Peki etrafınızdakiler size baskı yapmıyor muydu? Ayrılın demiyorlar mıydı?

- Bana ne insanlardan. Benim insanlara olan bir tek görevim var: Filmdeki rolümü iyi canlandırmak, sahnede iyi konser vermek. Bunun dışında kimseye hesap vermek zorunda değilim.

İmajınızın olumsuz yönde etkilenmesini sorun etmez misiniz?

- Ben imaj için özel hayatımı bozar mıyım hiç? Bana ne imajdan. Benim önce mutluluğum önemli.

Sokakta hayranlarınızda karşılıyorsunuz. Onlar size ‘Hülya Hanım neden boşandınız’ ya da ‘Neden boşanmıyorsunuz’ filan demezler mi? Onlara ‘Size ne kardeşim’ mi diyorsunuz?

- Şöyle diyorum: Teşekkür ederim düşünceleriniz için. Ama özel hayatım bana kalsın. Böyle diyorum ve gidiyorum. Yani başkalarının benim hayatımı yönlendirmelerine asla izin vermem.

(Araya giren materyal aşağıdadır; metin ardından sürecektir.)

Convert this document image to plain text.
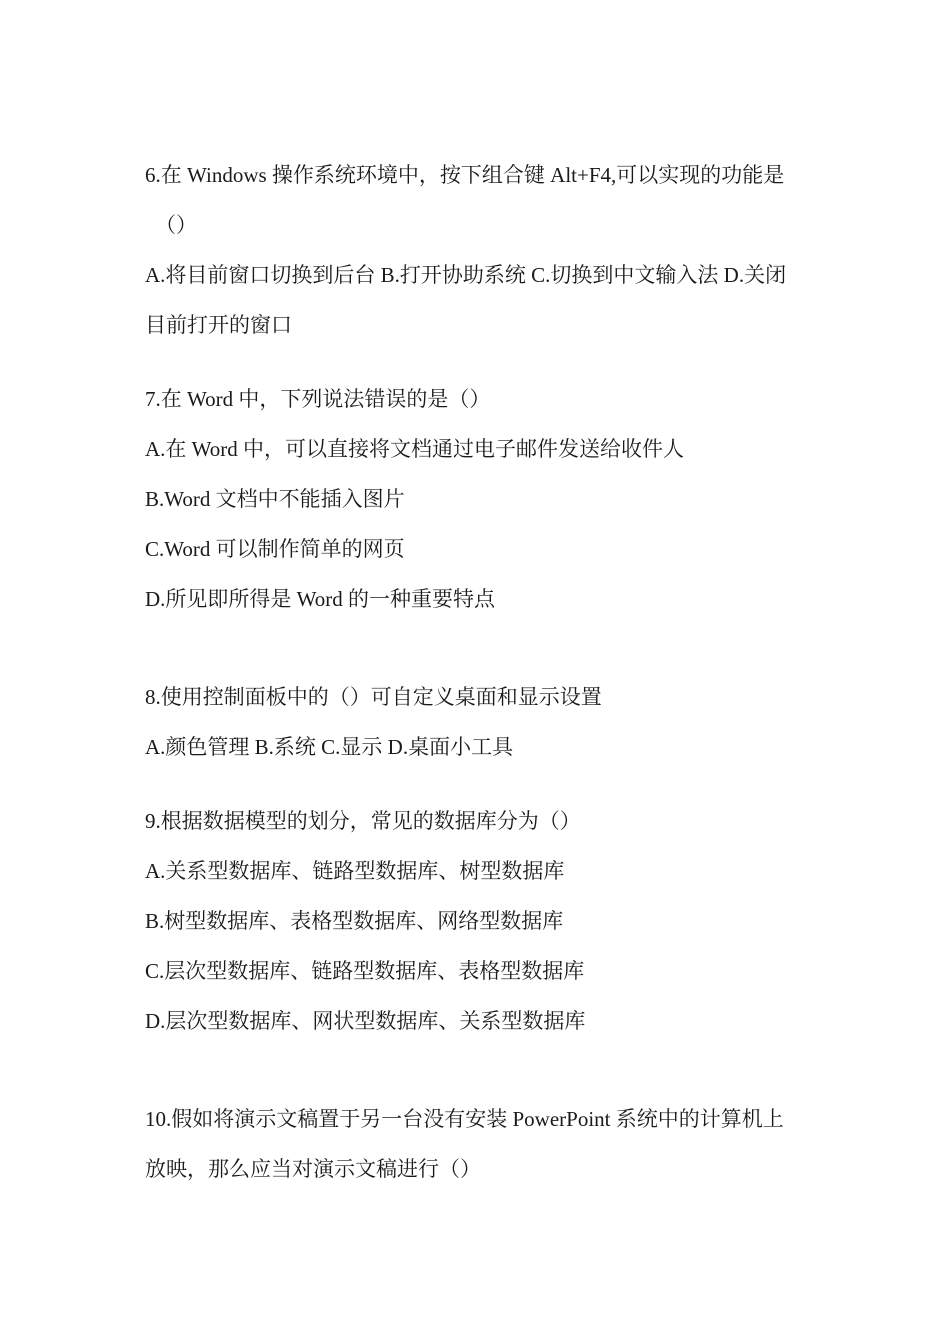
6.在 Windows 操作系统环境中，按下组合键 Alt+F4,可以实现的功能是

（）

A.将目前窗口切换到后台 B.打开协助系统 C.切换到中文输入法 D.关闭

目前打开的窗口

7.在 Word 中，下列说法错误的是（）

A.在 Word 中，可以直接将文档通过电子邮件发送给收件人

B.Word 文档中不能插入图片

C.Word 可以制作简单的网页

D.所见即所得是 Word 的一种重要特点

8.使用控制面板中的（）可自定义桌面和显示设置

A.颜色管理 B.系统 C.显示 D.桌面小工具

9.根据数据模型的划分，常见的数据库分为（）

A.关系型数据库、链路型数据库、树型数据库

B.树型数据库、表格型数据库、网络型数据库

C.层次型数据库、链路型数据库、表格型数据库

D.层次型数据库、网状型数据库、关系型数据库

10.假如将演示文稿置于另一台没有安装 PowerPoint 系统中的计算机上

放映，那么应当对演示文稿进行（）
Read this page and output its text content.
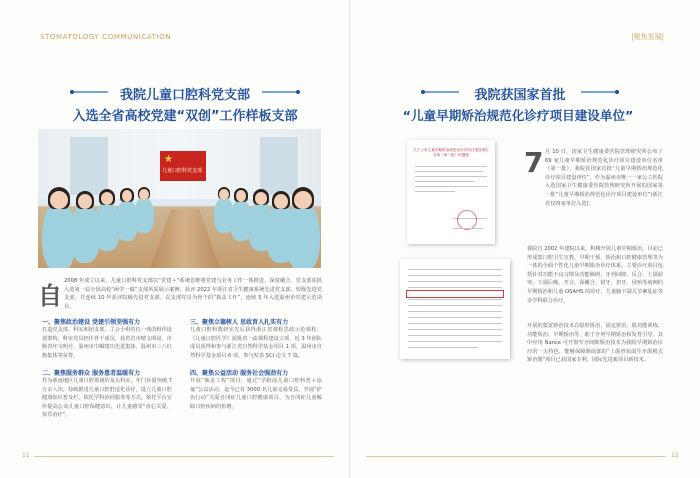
STOMATOLOGY COMMUNICATION	|聚焦发展|
我院儿童口腔科党支部
入选全省高校党建“双创”工作样板支部
★
儿童口腔科党支部
自
2008 年成立以来，儿童口腔科党支部以“党建＋”系统思维将党建与业务工作一体推进、深度融合。党支部获批入选第一届全国高校“两学一做”支部风采展示案例、获评 2022 年浙江省卫生健康系统先进党支部、校级先进党支部，并连续 10 年获评院级先进党支部。以支部党员为骨干的“瓶盖工作”，连续 5 年入选温州市党建示范项目。
一、聚焦政治建设 党建引领坚强有力
打造党支部、科室和团支部、工会小组的位一体的组织设置架构，科室党员担任骨干成员，获省首市精文明岗、市级青年文明号、温州市巾帼建功先进集体、温州市三八红旗集体等荣誉。
二、聚焦服务群众 服务患者温暖有力
作为浙南地区儿童口腔领域的龙头科室，年门诊量突破 7 万余人次。持续推进儿童口腔舒适化诊疗，设立儿童口腔健康知识普及栏，依托学科协同服务等方式，依托平台宣传提高公众儿童口腔保健意识，让儿童感受“齿心关爱、快乐治疗”。
三、聚焦立德树人 思政育人扎实有力
儿童口腔科教研室先后获得浙江省课程思政示范课程、《儿童口腔医学》获批省一流课程建设立项、近 3 年团队成员获得和参与浙江省自然科学基金项目 1 项，温州市自然科学基金项目 6 项，参与发表 SCI 论文 7 篇。
四、聚焦公益活动 服务社会强劲有力
开展“瓶盖工程”项目，通过“学龄前儿童口腔科普＋涂氟”公益活动，迄今已有 3000 名儿童完成受益，开展“护齿行动”关爱自闭症儿童口腔健康项目，为自闭症儿童解除口腔疾病的折磨。
11
我院获国家首批
“儿童早期矫治规范化诊疗项目建设单位”
关于公布儿童早期矫治规范化诊疗项目建设单位名单（第一批）的通知	7 月 10 日，国家卫生健康委医院管理研究所公布了 69 家儿童早期矫治规范化诊疗项目建设单位名单（第一批），我院获国家首批“儿童早期矫治规范化诊疗项目建设单位”，作为温州市唯一一家公立医院入选国家卫生健康委医院管理研究所开展的国家第一批“儿童早期矫治规范化诊疗项目建设单位”(浙江省仅四家单位入选)。
我院自 2002 年建院以来，积极开展儿童早期矫治，目前已形成集口腔卫生宣教、早期干预、矫治和口腔健康管理等为一体的全面个性化儿童早期矫治诊疗体系。主要诊疗项目包括针对功能不良习惯及功能障碍、牙列间隙、反合、上颌前突、下颌后缩、开合、深覆合、错牙、扭牙、侵殆等病例的早期矫治和儿童 OSAHS 的诊疗，儿童脑下颌关节紊乱症等多学科联合诊疗。
开展的集宽矫治技术有隐形矫治、固定矫治、肌功能训练、功能矫治、早期矫治等，助于牙列早期矫治和发育引导。其中应用 Nance 可开窗窄牙间隙矫治技术为我院早期矫治诊疗的一大特色，能够保障颜面部的“上颌骨状面生牙颌根式矫治器”项目已获国家专利，国际先进新项目新技术。
12
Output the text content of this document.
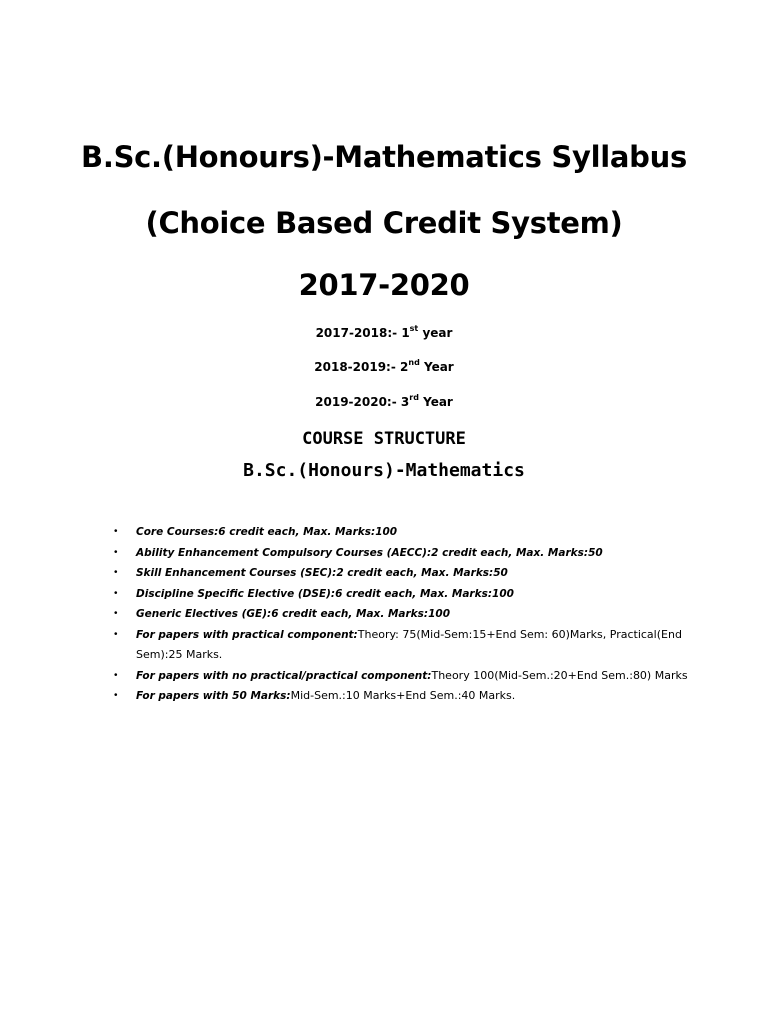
B.Sc.(Honours)-Mathematics Syllabus
(Choice Based Credit System)
2017-2020
2017-2018:- 1st year
2018-2019:- 2nd Year
2019-2020:- 3rd Year
COURSE STRUCTURE
B.Sc.(Honours)-Mathematics
• Core Courses:6 credit each, Max. Marks:100
• Ability Enhancement Compulsory Courses (AECC):2 credit each, Max. Marks:50
• Skill Enhancement Courses (SEC):2 credit each, Max. Marks:50
• Discipline Specific Elective (DSE):6 credit each, Max. Marks:100
• Generic Electives (GE):6 credit each, Max. Marks:100
• For papers with practical component:Theory: 75(Mid-Sem:15+End Sem: 60)Marks, Practical(End Sem):25 Marks.
• For papers with no practical/practical component:Theory 100(Mid-Sem.:20+End Sem.:80) Marks
• For papers with 50 Marks:Mid-Sem.:10 Marks+End Sem.:40 Marks.
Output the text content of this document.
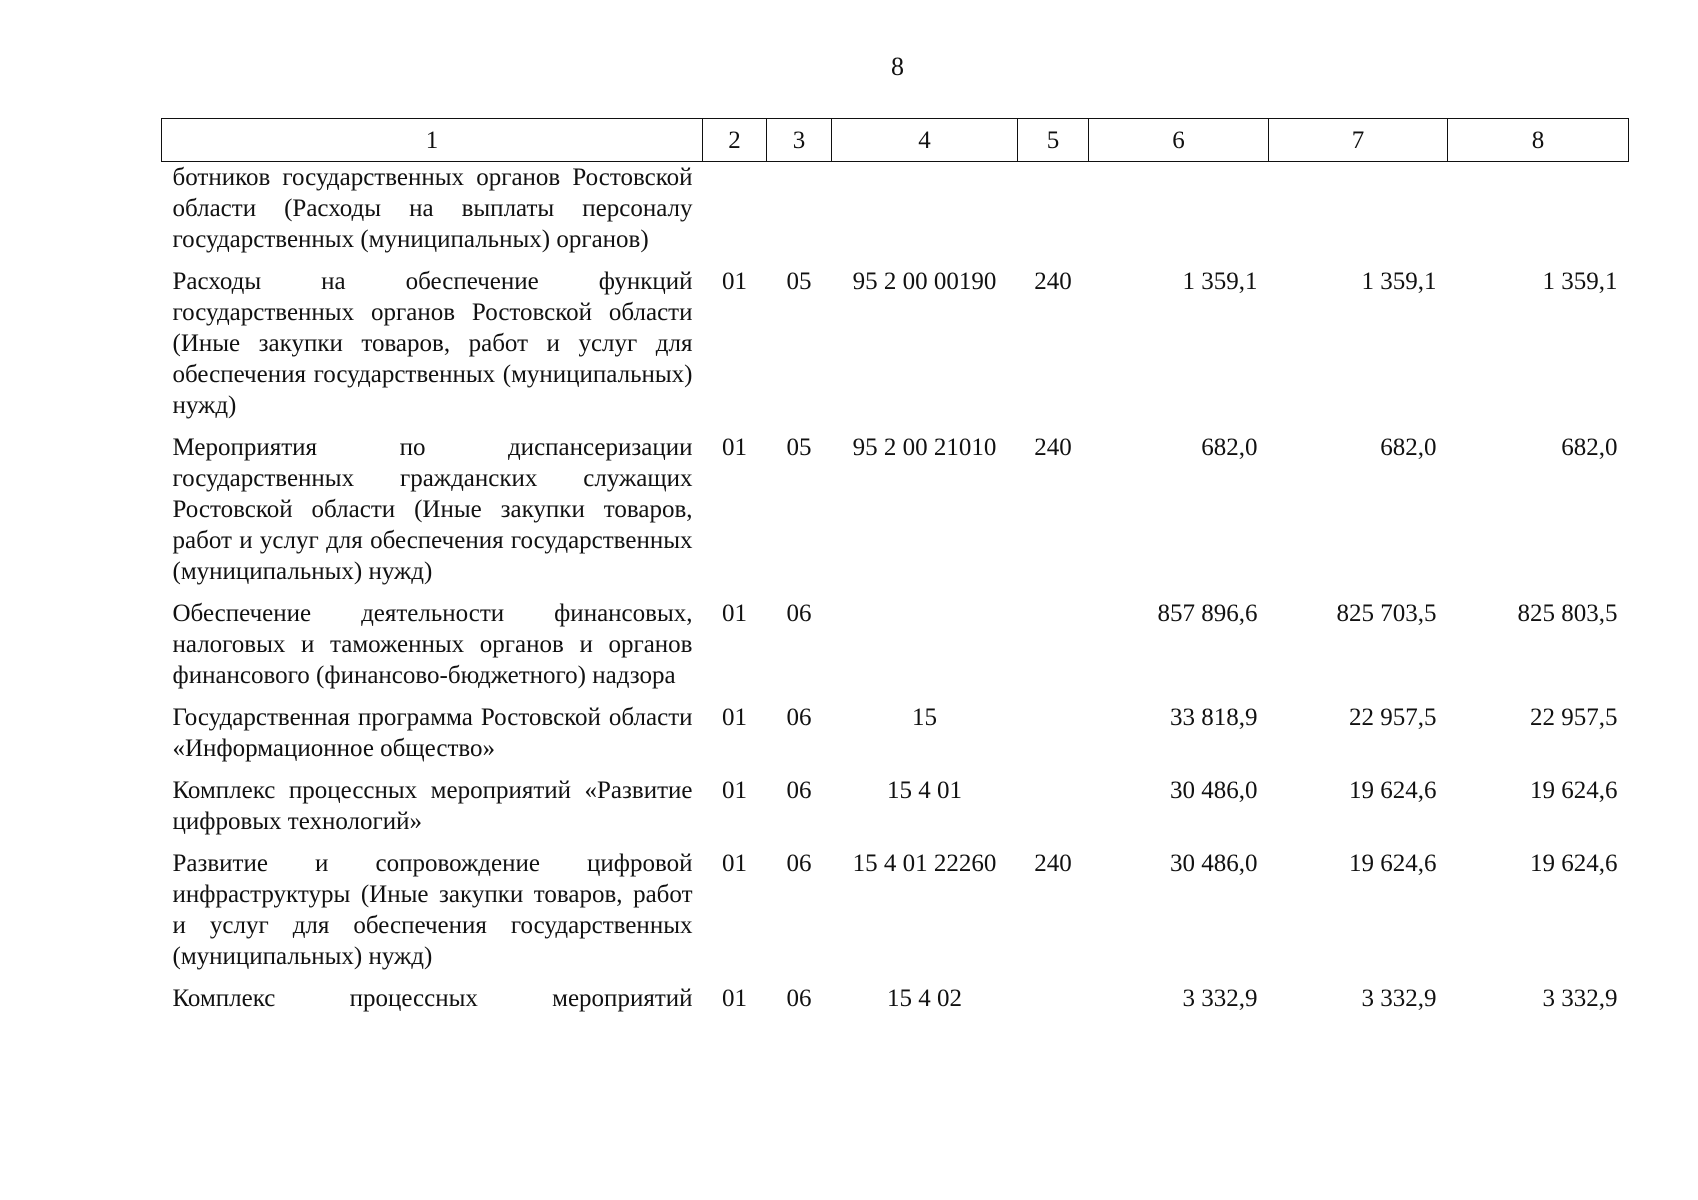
8
1	2	3	4	5	6	7	8
ботников государственных органов Ростовской области (Расходы на выплаты персоналу государственных (муниципальных) органов)							
Расходы на обеспечение функций государственных органов Ростовской области (Иные закупки товаров, работ и услуг для обеспечения государственных (муниципальных) нужд)	01	05	95 2 00 00190	240	1 359,1	1 359,1	1 359,1
Мероприятия по диспансеризации государственных гражданских служащих Ростовской области (Иные закупки товаров, работ и услуг для обеспечения государственных (муниципальных) нужд)	01	05	95 2 00 21010	240	682,0	682,0	682,0
Обеспечение деятельности финансовых, налоговых и таможенных органов и органов финансового (финансово-бюджетного) надзора	01	06			857 896,6	825 703,5	825 803,5
Государственная программа Ростовской области «Информационное общество»	01	06	15		33 818,9	22 957,5	22 957,5
Комплекс процессных мероприятий «Развитие цифровых технологий»	01	06	15 4 01		30 486,0	19 624,6	19 624,6
Развитие и сопровождение цифровой инфраструктуры (Иные закупки товаров, работ и услуг для обеспечения государственных (муниципальных) нужд)	01	06	15 4 01 22260	240	30 486,0	19 624,6	19 624,6
Комплекс процессных мероприятий	01	06	15 4 02		3 332,9	3 332,9	3 332,9
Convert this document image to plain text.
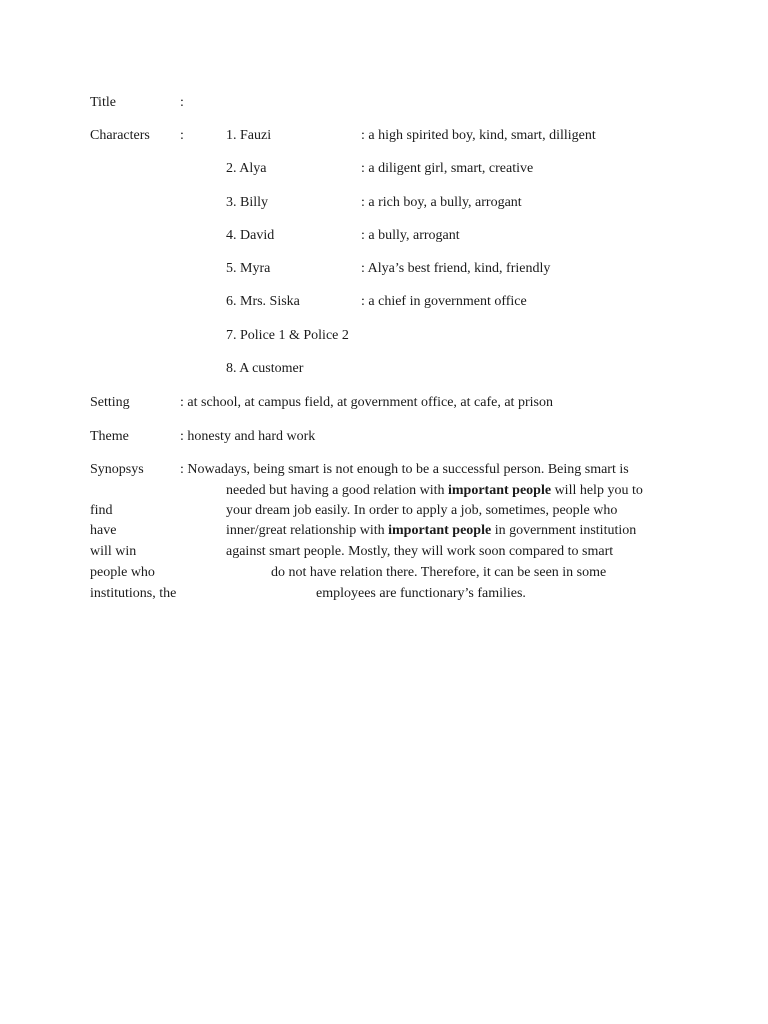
Title	:
Characters :	1. Fauzi	: a high spirited boy, kind, smart, dilligent
2. Alya	: a diligent girl, smart, creative
3. Billy	: a rich boy, a bully, arrogant
4. David	: a bully, arrogant
5. Myra	: Alya’s best friend, kind, friendly
6. Mrs. Siska	: a chief in government office
7. Police 1 & Police 2
8. A customer
Setting	: at school, at campus field, at government office, at cafe, at prison
Theme	: honesty and hard work
Synopsys	: Nowadays, being smart is not enough to be a successful person. Being smart is
needed but having a good relation with important people will help you to
find	your dream job easily. In order to apply a job, sometimes, people who
have	inner/great relationship with important people in government institution
will win	against smart people. Mostly, they will work soon compared to smart
people who	do not have relation there. Therefore, it can be seen in some
institutions, the	employees are functionary’s families.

Bundan sonra ne yapacaksınız? Yine evlenebilir misiniz?

- Hayatımda mutlaka bir erkeğin olması gerekmiyor. Birtakım şeyler söyleniyor; ‘Ayrıldı, şimdi kim bilir kimler çıkacak karşısına? Kimler rahatsız edecek’ şeklinde. Böyle bir şeye izin vermem. Ama yarın ne olur bilemiyorum. Hayat bu belli olmaz. Evlenebilirim de, hiç evlenmeyebilirim de.

Sadık erkek, mecburiyetten sadıktır

Eşiniz sevgi ve saygıyı eksiltmemek koşuluyla neler yapabilirdi?

- Kaçamak yapabilirdi. Yurtdışına gidebilirdi.

Kaçamaklar yaptı. O zaman neden sorun ettiniz?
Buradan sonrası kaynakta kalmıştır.